The leaders expanded on the 5 VMM domains; with most important being individual factors and education programs. 

  1. Individual factors: the impact on faculty career, stature, and personal and professional development. 
  1. Financial factors: tangible support, the ability to attract additional resources, and the importance of these investments as a monetary input rather than output.  
  1. Operational factors: educational programs, faculty recruitment & retention.  
  1. Social and societal factors: scholarship and dissemination benefits to the external community & to the internal community of faculty, learners, and patients.  
  1. Strategic and political factors: impact on culture and symbolism, innovation, and organizational stature & success. 


The authors conclude that ‘leaders do find value in funding educator investment programs, in multiple domains beyond direct financial return on investment’ and recognize EIPs generate benefits to institution and community. 

A pure economic model is too narrow a tool to measure valued outcomes of the academic education mission.

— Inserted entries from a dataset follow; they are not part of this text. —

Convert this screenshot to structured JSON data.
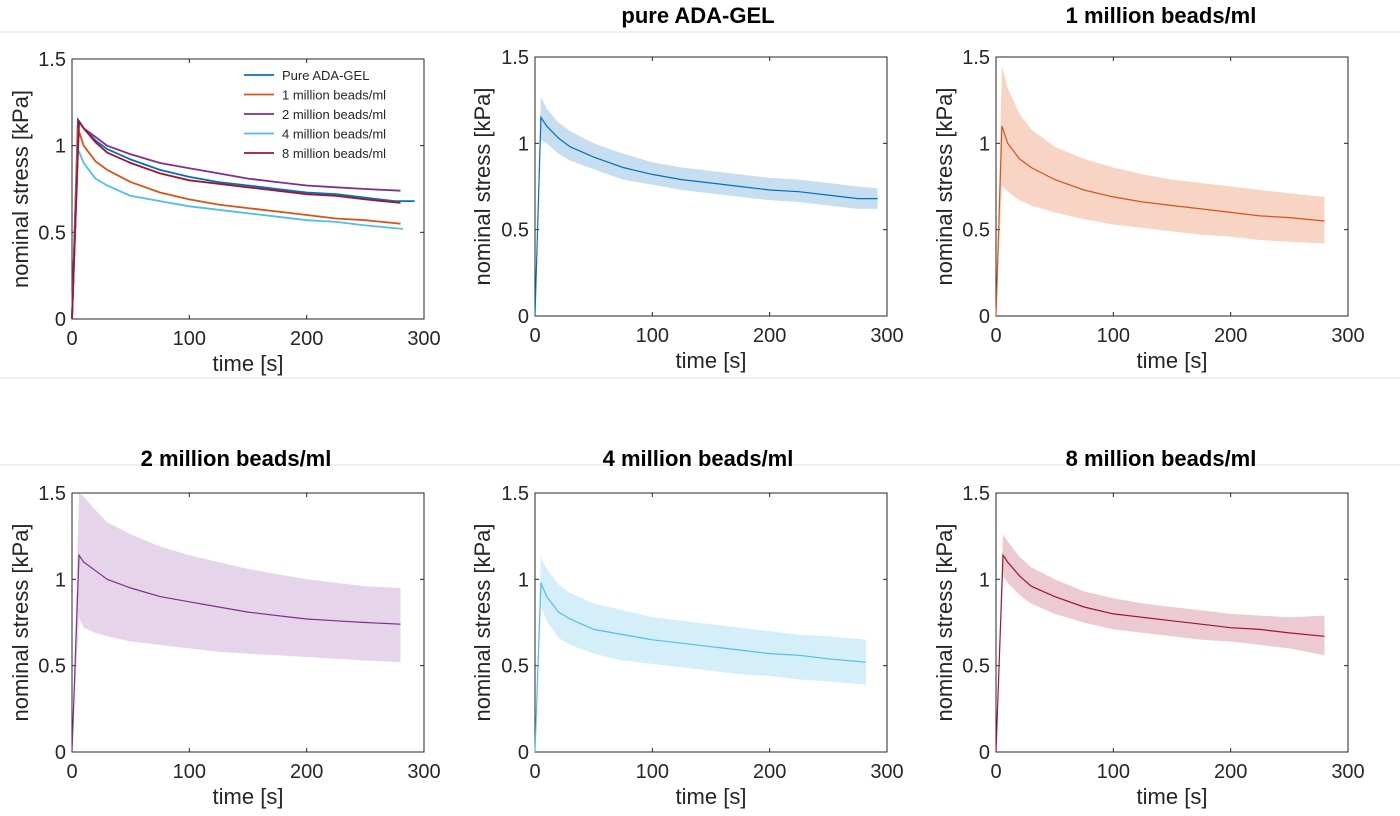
{
  "chart_data": [
    {
      "type": "line",
      "title": "",
      "xlabel": "time [s]",
      "ylabel": "nominal stress [kPa]",
      "xlim": [
        0,
        300
      ],
      "ylim": [
        0,
        1.5
      ],
      "xticks": [
        "0",
        "100",
        "200",
        "300"
      ],
      "yticks": [
        "0",
        "0.5",
        "1",
        "1.5"
      ],
      "legend": "top-right",
      "series": [
        {
          "name": "Pure ADA-GEL",
          "color": "#0072BD",
          "x": [
            0,
            5,
            10,
            20,
            30,
            50,
            75,
            100,
            125,
            150,
            175,
            200,
            225,
            250,
            275,
            292
          ],
          "y": [
            0,
            1.15,
            1.1,
            1.03,
            0.98,
            0.92,
            0.86,
            0.82,
            0.79,
            0.77,
            0.75,
            0.73,
            0.72,
            0.7,
            0.68,
            0.68
          ]
        },
        {
          "name": "1 million beads/ml",
          "color": "#D95319",
          "x": [
            0,
            5,
            10,
            20,
            30,
            50,
            75,
            100,
            125,
            150,
            175,
            200,
            225,
            250,
            280
          ],
          "y": [
            0,
            1.1,
            1.0,
            0.91,
            0.86,
            0.79,
            0.73,
            0.69,
            0.66,
            0.64,
            0.62,
            0.6,
            0.58,
            0.57,
            0.55
          ]
        },
        {
          "name": "2 million beads/ml",
          "color": "#7E2F8E",
          "x": [
            0,
            6,
            10,
            20,
            30,
            50,
            75,
            100,
            125,
            150,
            175,
            200,
            225,
            250,
            280
          ],
          "y": [
            0,
            1.14,
            1.1,
            1.05,
            1.0,
            0.95,
            0.9,
            0.87,
            0.84,
            0.81,
            0.79,
            0.77,
            0.76,
            0.75,
            0.74
          ]
        },
        {
          "name": "4 million beads/ml",
          "color": "#4DBEEE",
          "x": [
            0,
            5,
            10,
            20,
            30,
            50,
            75,
            100,
            125,
            150,
            175,
            200,
            225,
            250,
            282
          ],
          "y": [
            0,
            0.98,
            0.9,
            0.81,
            0.77,
            0.71,
            0.68,
            0.65,
            0.63,
            0.61,
            0.59,
            0.57,
            0.56,
            0.54,
            0.52
          ]
        },
        {
          "name": "8 million beads/ml",
          "color": "#A2142F",
          "x": [
            0,
            6,
            10,
            20,
            30,
            50,
            75,
            100,
            125,
            150,
            175,
            200,
            225,
            250,
            280
          ],
          "y": [
            0,
            1.14,
            1.1,
            1.02,
            0.96,
            0.9,
            0.84,
            0.8,
            0.78,
            0.76,
            0.74,
            0.72,
            0.71,
            0.69,
            0.67
          ]
        }
      ]
    },
    {
      "type": "area",
      "title": "pure ADA-GEL",
      "xlabel": "time [s]",
      "ylabel": "nominal stress [kPa]",
      "xlim": [
        0,
        300
      ],
      "ylim": [
        0,
        1.5
      ],
      "xticks": [
        "0",
        "100",
        "200",
        "300"
      ],
      "yticks": [
        "0",
        "0.5",
        "1",
        "1.5"
      ],
      "color": "#0072BD",
      "fill": "#c6def0",
      "x": [
        0,
        5,
        10,
        20,
        30,
        50,
        75,
        100,
        125,
        150,
        175,
        200,
        225,
        250,
        275,
        292
      ],
      "mean": [
        0,
        1.15,
        1.1,
        1.03,
        0.98,
        0.92,
        0.86,
        0.82,
        0.79,
        0.77,
        0.75,
        0.73,
        0.72,
        0.7,
        0.68,
        0.68
      ],
      "upper": [
        0,
        1.27,
        1.2,
        1.12,
        1.07,
        1.0,
        0.94,
        0.89,
        0.86,
        0.84,
        0.82,
        0.8,
        0.79,
        0.77,
        0.75,
        0.74
      ],
      "lower": [
        0,
        1.02,
        1.0,
        0.94,
        0.9,
        0.85,
        0.79,
        0.76,
        0.73,
        0.71,
        0.69,
        0.67,
        0.66,
        0.64,
        0.62,
        0.62
      ]
    },
    {
      "type": "area",
      "title": "1 million beads/ml",
      "xlabel": "time [s]",
      "ylabel": "nominal stress [kPa]",
      "xlim": [
        0,
        300
      ],
      "ylim": [
        0,
        1.5
      ],
      "xticks": [
        "0",
        "100",
        "200",
        "300"
      ],
      "yticks": [
        "0",
        "0.5",
        "1",
        "1.5"
      ],
      "color": "#D95319",
      "fill": "#f7d4c4",
      "x": [
        0,
        5,
        10,
        20,
        30,
        50,
        75,
        100,
        125,
        150,
        175,
        200,
        225,
        250,
        280
      ],
      "mean": [
        0,
        1.1,
        1.0,
        0.91,
        0.86,
        0.79,
        0.73,
        0.69,
        0.66,
        0.64,
        0.62,
        0.6,
        0.58,
        0.57,
        0.55
      ],
      "upper": [
        0,
        1.45,
        1.32,
        1.17,
        1.08,
        0.98,
        0.91,
        0.86,
        0.82,
        0.79,
        0.77,
        0.75,
        0.73,
        0.71,
        0.69
      ],
      "lower": [
        0,
        0.76,
        0.72,
        0.67,
        0.64,
        0.6,
        0.56,
        0.53,
        0.51,
        0.49,
        0.47,
        0.46,
        0.44,
        0.43,
        0.42
      ]
    },
    {
      "type": "area",
      "title": "2 million beads/ml",
      "xlabel": "time [s]",
      "ylabel": "nominal stress [kPa]",
      "xlim": [
        0,
        300
      ],
      "ylim": [
        0,
        1.5
      ],
      "xticks": [
        "0",
        "100",
        "200",
        "300"
      ],
      "yticks": [
        "0",
        "0.5",
        "1",
        "1.5"
      ],
      "color": "#7E2F8E",
      "fill": "#e6d4ea",
      "x": [
        0,
        6,
        10,
        20,
        30,
        50,
        75,
        100,
        125,
        150,
        175,
        200,
        225,
        250,
        280
      ],
      "mean": [
        0,
        1.14,
        1.1,
        1.05,
        1.0,
        0.95,
        0.9,
        0.87,
        0.84,
        0.81,
        0.79,
        0.77,
        0.76,
        0.75,
        0.74
      ],
      "upper": [
        0,
        1.5,
        1.48,
        1.4,
        1.33,
        1.26,
        1.19,
        1.14,
        1.1,
        1.06,
        1.03,
        1.0,
        0.98,
        0.96,
        0.95
      ],
      "lower": [
        0,
        0.78,
        0.72,
        0.69,
        0.67,
        0.64,
        0.62,
        0.6,
        0.58,
        0.57,
        0.56,
        0.55,
        0.54,
        0.53,
        0.52
      ]
    },
    {
      "type": "area",
      "title": "4 million beads/ml",
      "xlabel": "time [s]",
      "ylabel": "nominal stress [kPa]",
      "xlim": [
        0,
        300
      ],
      "ylim": [
        0,
        1.5
      ],
      "xticks": [
        "0",
        "100",
        "200",
        "300"
      ],
      "yticks": [
        "0",
        "0.5",
        "1",
        "1.5"
      ],
      "color": "#4DBEEE",
      "fill": "#d4eefa",
      "x": [
        0,
        5,
        10,
        20,
        30,
        50,
        75,
        100,
        125,
        150,
        175,
        200,
        225,
        250,
        282
      ],
      "mean": [
        0,
        0.98,
        0.9,
        0.81,
        0.77,
        0.71,
        0.68,
        0.65,
        0.63,
        0.61,
        0.59,
        0.57,
        0.56,
        0.54,
        0.52
      ],
      "upper": [
        0,
        1.13,
        1.06,
        0.97,
        0.92,
        0.86,
        0.82,
        0.78,
        0.76,
        0.74,
        0.72,
        0.7,
        0.68,
        0.67,
        0.65
      ],
      "lower": [
        0,
        0.84,
        0.76,
        0.66,
        0.62,
        0.57,
        0.53,
        0.51,
        0.49,
        0.47,
        0.45,
        0.44,
        0.42,
        0.41,
        0.39
      ]
    },
    {
      "type": "area",
      "title": "8 million beads/ml",
      "xlabel": "time [s]",
      "ylabel": "nominal stress [kPa]",
      "xlim": [
        0,
        300
      ],
      "ylim": [
        0,
        1.5
      ],
      "xticks": [
        "0",
        "100",
        "200",
        "300"
      ],
      "yticks": [
        "0",
        "0.5",
        "1",
        "1.5"
      ],
      "color": "#A2142F",
      "fill": "#ebcbd1",
      "x": [
        0,
        6,
        10,
        20,
        30,
        50,
        75,
        100,
        125,
        150,
        175,
        200,
        225,
        250,
        280
      ],
      "mean": [
        0,
        1.14,
        1.1,
        1.02,
        0.96,
        0.9,
        0.84,
        0.8,
        0.78,
        0.76,
        0.74,
        0.72,
        0.71,
        0.69,
        0.67
      ],
      "upper": [
        0,
        1.26,
        1.22,
        1.13,
        1.07,
        1.0,
        0.93,
        0.89,
        0.86,
        0.84,
        0.82,
        0.8,
        0.79,
        0.78,
        0.79
      ],
      "lower": [
        0,
        1.02,
        0.98,
        0.91,
        0.86,
        0.8,
        0.75,
        0.71,
        0.69,
        0.67,
        0.65,
        0.64,
        0.62,
        0.6,
        0.56
      ]
    }
  ]
}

A paragraph in the discussion uses terms like ‘economic imperialism’, ‘economic power’ over education, ‘hegemony’ and proposed a move to a more holistic model. 

Different value factors may inform advocacy for investments, feedback to leaders in terms they understand and appreciate, and getting relevant metrics for program evaluation.  

Additional readings and recurses

  1. US Federal CIO Council. Value Measuring Methodology: highlights. CIO Council, Best Practices Committee; 2002.